**** (SEHUN)
"Tüm derdin buydu yani...". Baekhyun'un Luhan ile olan kavgalarının nedenini öğrendiğimde kendimi bıkkınlıkla yatağa bıraktım. Neden onunla olmamı istemediğini, neden inatla bizi ayırmak istediğini... Hepsinin nedeni birdi. Benimle aynı sebeptendi.
Baekhyun, Luhan'dan onca zaman uzak durma sebebimi en başından beri, hatta benden de önce, bildiğini söylemişti. Evet, biliyordu ama eksikleri de vardı. Şimdiyse olayın tamamına o da hâkimdi. Sonradan öğrendiğim şeyleri ona da göstermiştim çünkü.
"Bilmiyordum ki... Bilgim olan kısmı bunun sadece başıydı."
"Ben de başlangıçta o kadarını biliyordum. Hepsini öğrendiğimdeyse hiç beklemeden Luhan'a geldim işte." İç çekip yatakta oturur pozisyona geldim. "Biliyor musun beni çok korkuttun." Yanıma gelip otururken başı mahcubiyetle eğikti. "Senin fikirlerin benim için önemli çünkü kimsem yokken sen vardın. Benim en yakın arkadaşımdın, ailemden bir parçaydın. Ama Luhan... O, tek başına benim her şeyim olabildi. Ona âşıktım ve onsuz berbat bir haldeydim. Bizzat deneyimlemiştim. O yüzden... Sen de böyle yapınca onay vermeyeceksin diye ödüm koptu. Aranızda kalmaktan çok korktum."
"Özür dilerim." Sesi az gelirken ne kadar kötü hissettiğini anlayabiliyordum. "Ben bilmediğin bu şeyi öğrendiğinde kötü hissedeceğini düşündüm. Üzülüp, eskisi gibi kendini suçlayacağını... Üzerine bir de bu yük olarak binsin istemedim. Tek korkum buydu. Bu yüzden ayrılmanızı istedim."
"Sana kızmıyorum. Kendince haklıydın ama Luhan'a haksızlık ettin."
"Luhan'ı severim. Her ne kadar az önce kötü şeyler söylemiş olsam öyle düşünmüyorum."
"Biliyorum." Sakince mırıldansam da bu durum onun, Luhan'ın kalbini kırdığı gerçeğinde bir değişiklik yaratmıyordu.
"Luhan iyi bir adam.

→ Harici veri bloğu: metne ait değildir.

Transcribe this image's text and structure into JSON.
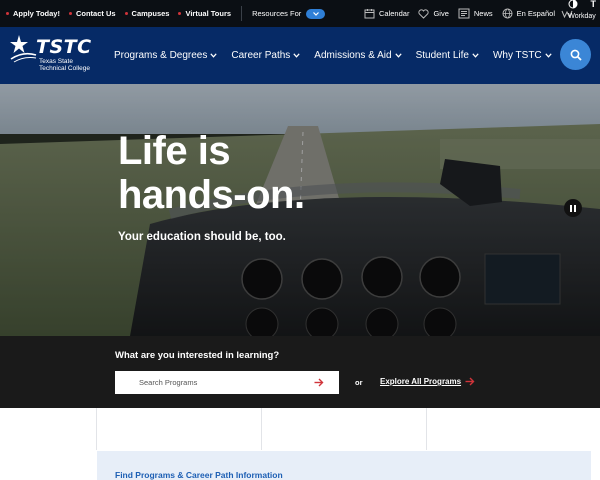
{
  "utility_bar": {
    "links": [
      "Apply Today!",
      "Contact Us",
      "Campuses",
      "Virtual Tours"
    ],
    "resources_label": "Resources For",
    "right": {
      "calendar": "Calendar",
      "give": "Give",
      "news": "News",
      "espanol": "En Español",
      "workday": "Workday"
    }
  },
  "main_nav": {
    "logo_text": "TSTC",
    "logo_sub_line1": "Texas State",
    "logo_sub_line2": "Technical College",
    "items": [
      "Programs & Degrees",
      "Career Paths",
      "Admissions & Aid",
      "Student Life",
      "Why TSTC"
    ]
  },
  "hero": {
    "title_line1": "Life is",
    "title_line2": "hands-on.",
    "subtitle": "Your education should be, too."
  },
  "search_band": {
    "question": "What are you interested in learning?",
    "placeholder": "Search Programs",
    "or": "or",
    "explore": "Explore All Programs"
  },
  "lower": {
    "find_title": "Find Programs & Career Path Information"
  },
  "colors": {
    "nav_bg": "#062a66",
    "accent_blue": "#3b86d6",
    "accent_red": "#d0343a",
    "utility_bg": "#0b0f14",
    "band_bg": "#1a1a1a"
  }
}
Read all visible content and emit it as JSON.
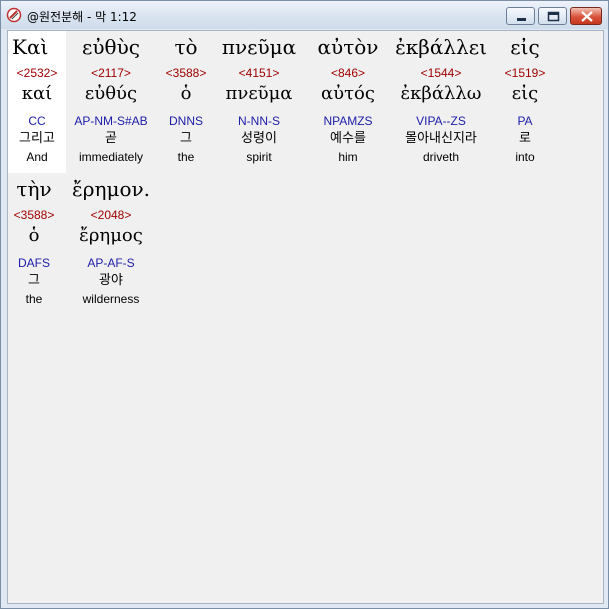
{
  "window": {
    "title": "@원전분해 - 막 1:12",
    "icon": "app-icon"
  },
  "words": [
    {
      "greek": "Καὶ",
      "strong": "<2532>",
      "lemma": "καί",
      "parse": "CC",
      "korean": "그리고",
      "english": "And"
    },
    {
      "greek": "εὐθὺς",
      "strong": "<2117>",
      "lemma": "εὐθύς",
      "parse": "AP-NM-S#AB",
      "korean": "곧",
      "english": "immediately"
    },
    {
      "greek": "τὸ",
      "strong": "<3588>",
      "lemma": "ὁ",
      "parse": "DNNS",
      "korean": "그",
      "english": "the"
    },
    {
      "greek": "πνεῦμα",
      "strong": "<4151>",
      "lemma": "πνεῦμα",
      "parse": "N-NN-S",
      "korean": "성령이",
      "english": "spirit"
    },
    {
      "greek": "αὐτὸν",
      "strong": "<846>",
      "lemma": "αὐτός",
      "parse": "NPAMZS",
      "korean": "예수를",
      "english": "him"
    },
    {
      "greek": "ἐκβάλλει",
      "strong": "<1544>",
      "lemma": "ἐκβάλλω",
      "parse": "VIPA--ZS",
      "korean": "몰아내신지라",
      "english": "driveth"
    },
    {
      "greek": "εἰς",
      "strong": "<1519>",
      "lemma": "εἰς",
      "parse": "PA",
      "korean": "로",
      "english": "into"
    },
    {
      "greek": "τὴν",
      "strong": "<3588>",
      "lemma": "ὁ",
      "parse": "DAFS",
      "korean": "그",
      "english": "the"
    },
    {
      "greek": "ἔρημον.",
      "strong": "<2048>",
      "lemma": "ἔρημος",
      "parse": "AP-AF-S",
      "korean": "광야",
      "english": "wilderness"
    }
  ]
}
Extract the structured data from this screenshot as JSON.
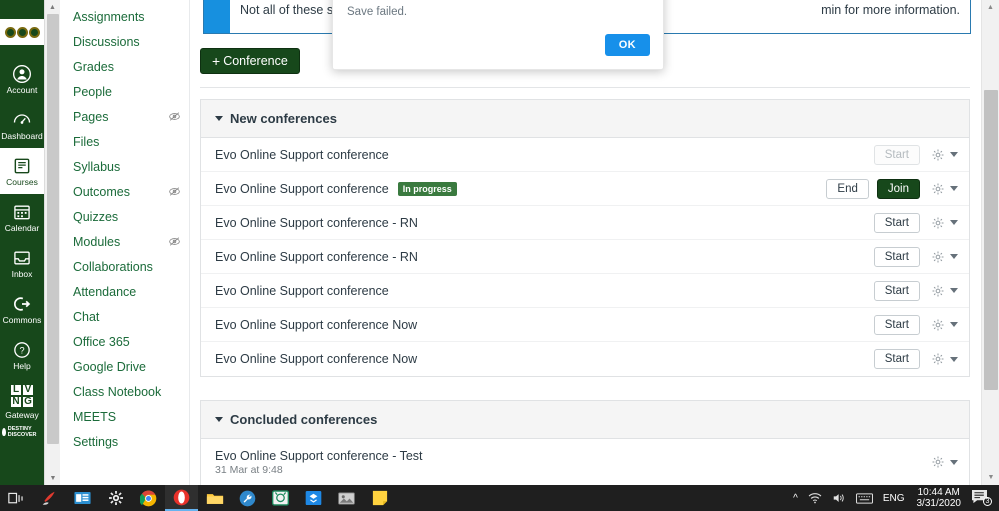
{
  "global_nav": {
    "logo_alt": "school-logo",
    "items": [
      {
        "label": "Account",
        "icon": "account-icon",
        "active": false
      },
      {
        "label": "Dashboard",
        "icon": "dashboard-icon",
        "active": false
      },
      {
        "label": "Courses",
        "icon": "courses-icon",
        "active": true
      },
      {
        "label": "Calendar",
        "icon": "calendar-icon",
        "active": false
      },
      {
        "label": "Inbox",
        "icon": "inbox-icon",
        "active": false
      },
      {
        "label": "Commons",
        "icon": "commons-icon",
        "active": false
      },
      {
        "label": "Help",
        "icon": "help-icon",
        "active": false
      },
      {
        "label": "Gateway",
        "icon": "lvng-gateway-logo",
        "active": false
      }
    ],
    "gateway_letters": [
      "L",
      "V",
      "N",
      "G"
    ],
    "destiny_label": "DESTINY DISCOVER"
  },
  "course_nav": {
    "items": [
      {
        "label": "Assignments",
        "hidden_from_students": false
      },
      {
        "label": "Discussions",
        "hidden_from_students": false
      },
      {
        "label": "Grades",
        "hidden_from_students": false
      },
      {
        "label": "People",
        "hidden_from_students": false
      },
      {
        "label": "Pages",
        "hidden_from_students": true
      },
      {
        "label": "Files",
        "hidden_from_students": false
      },
      {
        "label": "Syllabus",
        "hidden_from_students": false
      },
      {
        "label": "Outcomes",
        "hidden_from_students": true
      },
      {
        "label": "Quizzes",
        "hidden_from_students": false
      },
      {
        "label": "Modules",
        "hidden_from_students": true
      },
      {
        "label": "Collaborations",
        "hidden_from_students": false
      },
      {
        "label": "Attendance",
        "hidden_from_students": false
      },
      {
        "label": "Chat",
        "hidden_from_students": false
      },
      {
        "label": "Office 365",
        "hidden_from_students": false
      },
      {
        "label": "Google Drive",
        "hidden_from_students": false
      },
      {
        "label": "Class Notebook",
        "hidden_from_students": false
      },
      {
        "label": "MEETS",
        "hidden_from_students": false
      },
      {
        "label": "Settings",
        "hidden_from_students": false
      }
    ]
  },
  "alert": {
    "text_left": "Not all of these serv",
    "text_right": "min for more information.",
    "icon": "info-icon",
    "accent_color": "#1790df"
  },
  "modal": {
    "title": "",
    "message": "Save failed.",
    "ok_label": "OK",
    "ok_color": "#1790ea"
  },
  "toolbar": {
    "conference_label": "Conference",
    "plus_glyph": "+",
    "button_color": "#17481b"
  },
  "new_conferences": {
    "header": "New conferences",
    "rows": [
      {
        "name": "Evo Online Support conference",
        "badge": "",
        "primary_label": "Start",
        "primary_state": "disabled",
        "secondary_label": ""
      },
      {
        "name": "Evo Online Support conference",
        "badge": "In progress",
        "primary_label": "Join",
        "primary_state": "primary",
        "secondary_label": "End"
      },
      {
        "name": "Evo Online Support conference - RN",
        "badge": "",
        "primary_label": "Start",
        "primary_state": "normal",
        "secondary_label": ""
      },
      {
        "name": "Evo Online Support conference - RN",
        "badge": "",
        "primary_label": "Start",
        "primary_state": "normal",
        "secondary_label": ""
      },
      {
        "name": "Evo Online Support conference",
        "badge": "",
        "primary_label": "Start",
        "primary_state": "normal",
        "secondary_label": ""
      },
      {
        "name": "Evo Online Support conference Now",
        "badge": "",
        "primary_label": "Start",
        "primary_state": "normal",
        "secondary_label": ""
      },
      {
        "name": "Evo Online Support conference Now",
        "badge": "",
        "primary_label": "Start",
        "primary_state": "normal",
        "secondary_label": ""
      }
    ]
  },
  "concluded_conferences": {
    "header": "Concluded conferences",
    "rows": [
      {
        "name": "Evo Online Support conference - Test",
        "meta": "31 Mar at 9:48"
      }
    ]
  },
  "taskbar": {
    "icons": [
      {
        "name": "task-view-icon",
        "active": false
      },
      {
        "name": "ccleaner-icon",
        "active": false
      },
      {
        "name": "media-app-icon",
        "active": false
      },
      {
        "name": "settings-gear-icon",
        "active": false
      },
      {
        "name": "chrome-icon",
        "active": false
      },
      {
        "name": "opera-icon",
        "active": true
      },
      {
        "name": "file-explorer-icon",
        "active": false
      },
      {
        "name": "tools-icon",
        "active": false
      },
      {
        "name": "green-app-icon",
        "active": false
      },
      {
        "name": "dropbox-icon",
        "active": false
      },
      {
        "name": "photo-app-icon",
        "active": false
      },
      {
        "name": "sticky-notes-icon",
        "active": false
      }
    ],
    "tray": {
      "chevron": "^",
      "language": "ENG",
      "time": "10:44 AM",
      "date": "3/31/2020",
      "notification_count": "3"
    }
  }
}
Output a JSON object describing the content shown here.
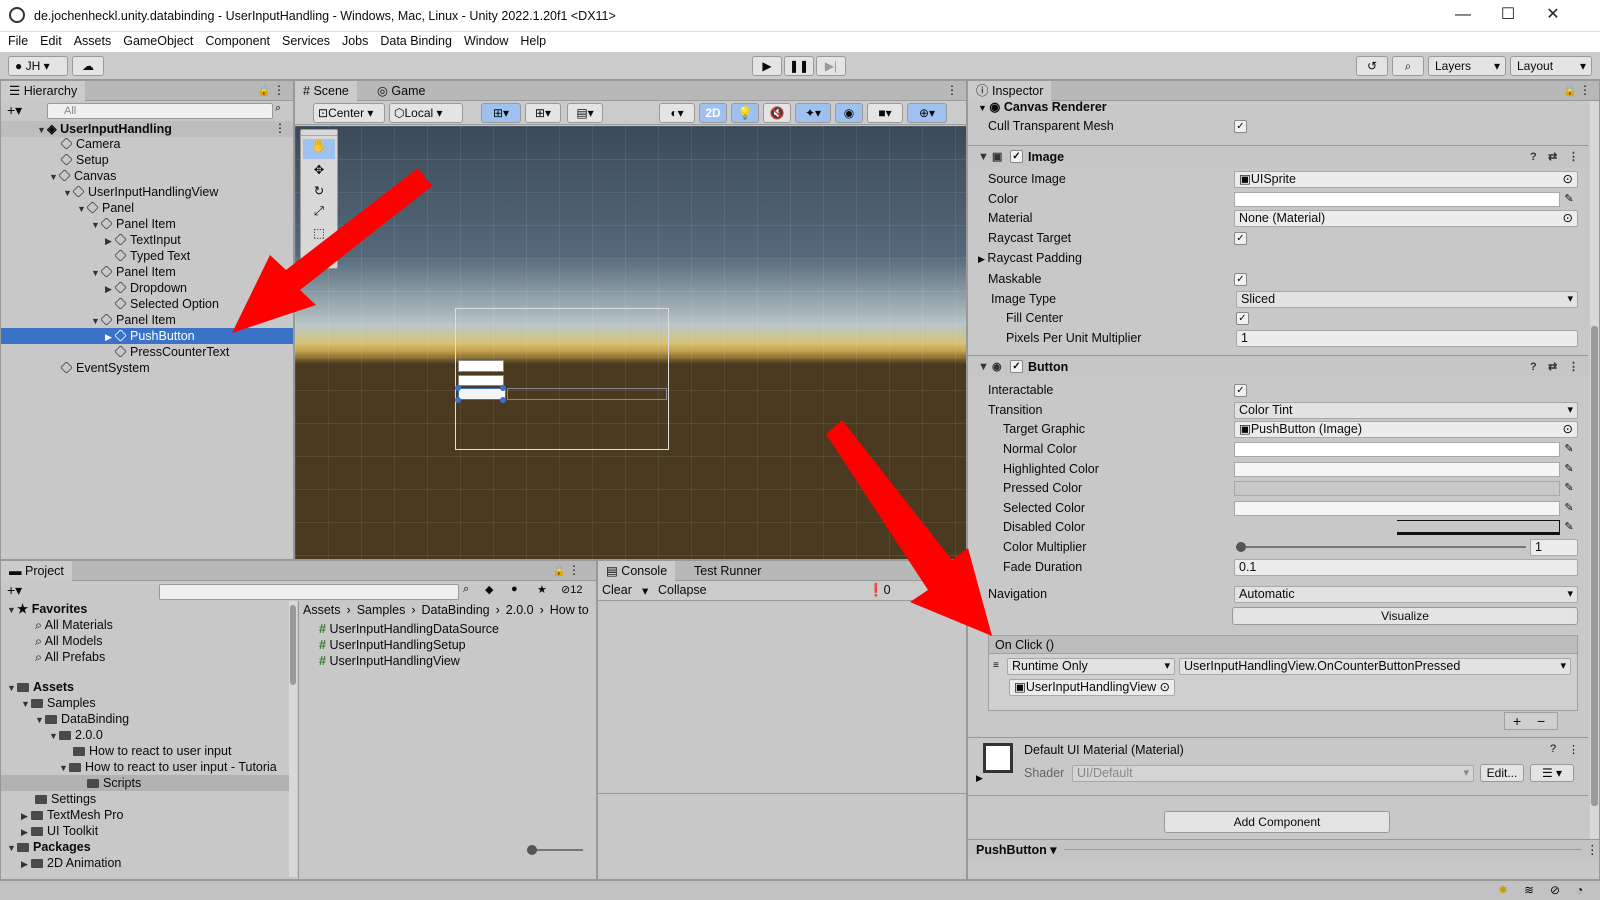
{
  "window": {
    "title": "de.jochenheckl.unity.databinding - UserInputHandling - Windows, Mac, Linux - Unity 2022.1.20f1 <DX11>",
    "minimize": "—",
    "maximize": "☐",
    "close": "✕"
  },
  "menu": [
    "File",
    "Edit",
    "Assets",
    "GameObject",
    "Component",
    "Services",
    "Jobs",
    "Data Binding",
    "Window",
    "Help"
  ],
  "toolbar": {
    "account": "JH",
    "layers": "Layers",
    "layout": "Layout"
  },
  "hierarchy": {
    "tab": "Hierarchy",
    "search_placeholder": "All",
    "items": [
      {
        "label": "UserInputHandling"
      },
      {
        "label": "Camera"
      },
      {
        "label": "Setup"
      },
      {
        "label": "Canvas"
      },
      {
        "label": "UserInputHandlingView"
      },
      {
        "label": "Panel"
      },
      {
        "label": "Panel Item"
      },
      {
        "label": "TextInput"
      },
      {
        "label": "Typed Text"
      },
      {
        "label": "Panel Item"
      },
      {
        "label": "Dropdown"
      },
      {
        "label": "Selected Option"
      },
      {
        "label": "Panel Item"
      },
      {
        "label": "PushButton"
      },
      {
        "label": "PressCounterText"
      },
      {
        "label": "EventSystem"
      }
    ]
  },
  "scene": {
    "tabs": [
      "Scene",
      "Game"
    ],
    "pivot": "Center",
    "space": "Local",
    "mode2d": "2D"
  },
  "inspector": {
    "tab": "Inspector",
    "canvas_renderer": {
      "title": "Canvas Renderer",
      "cull_label": "Cull Transparent Mesh"
    },
    "image": {
      "title": "Image",
      "source_image_label": "Source Image",
      "source_image_value": "UISprite",
      "color_label": "Color",
      "material_label": "Material",
      "material_value": "None (Material)",
      "raycast_target_label": "Raycast Target",
      "raycast_padding_label": "Raycast Padding",
      "maskable_label": "Maskable",
      "image_type_label": "Image Type",
      "image_type_value": "Sliced",
      "fill_center_label": "Fill Center",
      "ppu_label": "Pixels Per Unit Multiplier",
      "ppu_value": "1"
    },
    "button": {
      "title": "Button",
      "interactable_label": "Interactable",
      "transition_label": "Transition",
      "transition_value": "Color Tint",
      "target_graphic_label": "Target Graphic",
      "target_graphic_value": "PushButton (Image)",
      "normal_label": "Normal Color",
      "highlighted_label": "Highlighted Color",
      "pressed_label": "Pressed Color",
      "selected_label": "Selected Color",
      "disabled_label": "Disabled Color",
      "multiplier_label": "Color Multiplier",
      "multiplier_value": "1",
      "multiplier_slider": 0.0,
      "fade_label": "Fade Duration",
      "fade_value": "0.1",
      "navigation_label": "Navigation",
      "navigation_value": "Automatic",
      "visualize_label": "Visualize"
    },
    "onclick": {
      "header": "On Click ()",
      "runtime": "Runtime Only",
      "function": "UserInputHandlingView.OnCounterButtonPressed",
      "target": "UserInputHandlingView",
      "plus": "+",
      "minus": "−"
    },
    "material": {
      "title": "Default UI Material (Material)",
      "shader_label": "Shader",
      "shader_value": "UI/Default",
      "edit_label": "Edit..."
    },
    "add_component": "Add Component",
    "footer": "PushButton"
  },
  "project": {
    "tab": "Project",
    "count": "12",
    "favorites": "Favorites",
    "fav_items": [
      "All Materials",
      "All Models",
      "All Prefabs"
    ],
    "assets": "Assets",
    "tree": [
      "Samples",
      "DataBinding",
      "2.0.0",
      "How to react to user input",
      "How to react to user input - Tutoria",
      "Scripts",
      "Settings",
      "TextMesh Pro",
      "UI Toolkit"
    ],
    "packages": "Packages",
    "packages_items": [
      "2D Animation"
    ],
    "breadcrumb": [
      "Assets",
      "Samples",
      "DataBinding",
      "2.0.0",
      "How to"
    ],
    "files": [
      "UserInputHandlingDataSource",
      "UserInputHandlingSetup",
      "UserInputHandlingView"
    ]
  },
  "console": {
    "tabs": [
      "Console",
      "Test Runner"
    ],
    "clear": "Clear",
    "collapse": "Collapse",
    "errors": "0"
  },
  "colors": {
    "selection": "#3a72c8",
    "arrow": "#ff0000",
    "sky_top": "#3f4f5e",
    "ground": "#4a3a1f"
  }
}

Evet, çok ilişkisi olmuş olabilir ama sevdiği kişiye sahip çıkar, o konuda güvenim tam. Seni sevdiğini de biliyorum. Çünkü kimseye olmadığı gibi davranıyor sana. Adın geçince bile gözleri parlıyor."
"Parlıyor mu sahiden?" başıyla beni onayladığında içim kıpır kıpır oldu.
"Bunu fark edeli epey oldu. Bu yüzden ondan, senden uzak durması için bir söz almaya çalıştım. Başarısız oldum fakat artık sorun değil. Belli ki olması gereken bu. Kader sizi bir araya getirmek için her şeyi yapmış."
"Luhan'ın benim için doğru kişi olduğundan her gün daha da emin oluyorum." Onunla aramda hiçbir engel kalmadığının bilinciyle daha da sakin konuşuyordum. "Onu çok seviyorum."
"Seni üzerse onu fena benzeteceğim sözümün hala arkasındayım, Sehun." Baekhyun kıkırdadığında sırıttım.
"Olmayacak şeylerin sözlerini vermene gerek yok." Aniden ayaklanıp kapıya doğru ilerledim. "Hadi gidelim. Daha dilenecek bir özrün var." İsteğimi açıkça belirtirken iç çekmiş ve yanıma gelmişti. Ama itiraz da etmedi, o da biliyordu olması gerekeni.
"Özür dilerim, Luhan." Beraber salona gittiğimizde duyduğumuz sesler ile duraksadık.
"Sen neden özür diliyorsun ki?" Luhan, eli ağzındayken bakışlarını Chanyeol'e dikmişti.
"Baekhyun'a engel olamadım."
"Senin bir suçun yok." Eliyle Chanyeol'ün sırtını pat patlarken Baekhyun onlara doğru ilerledi.
"Doğru. Bu, benim suçum." Tüm bakışlar Baekhyun'a dönerken Luhan derin bir iç çekti. Gözleri Baekhyun'u es geçip yanına oturan bana döndü.
ŞİMDİ OKUDUĞUN
Woori Doori // HUNHAN
FanfictionBiz ikimiz, sahiden de bir elmanın iki yarısı mıydık? Galiba, daha da fazlası...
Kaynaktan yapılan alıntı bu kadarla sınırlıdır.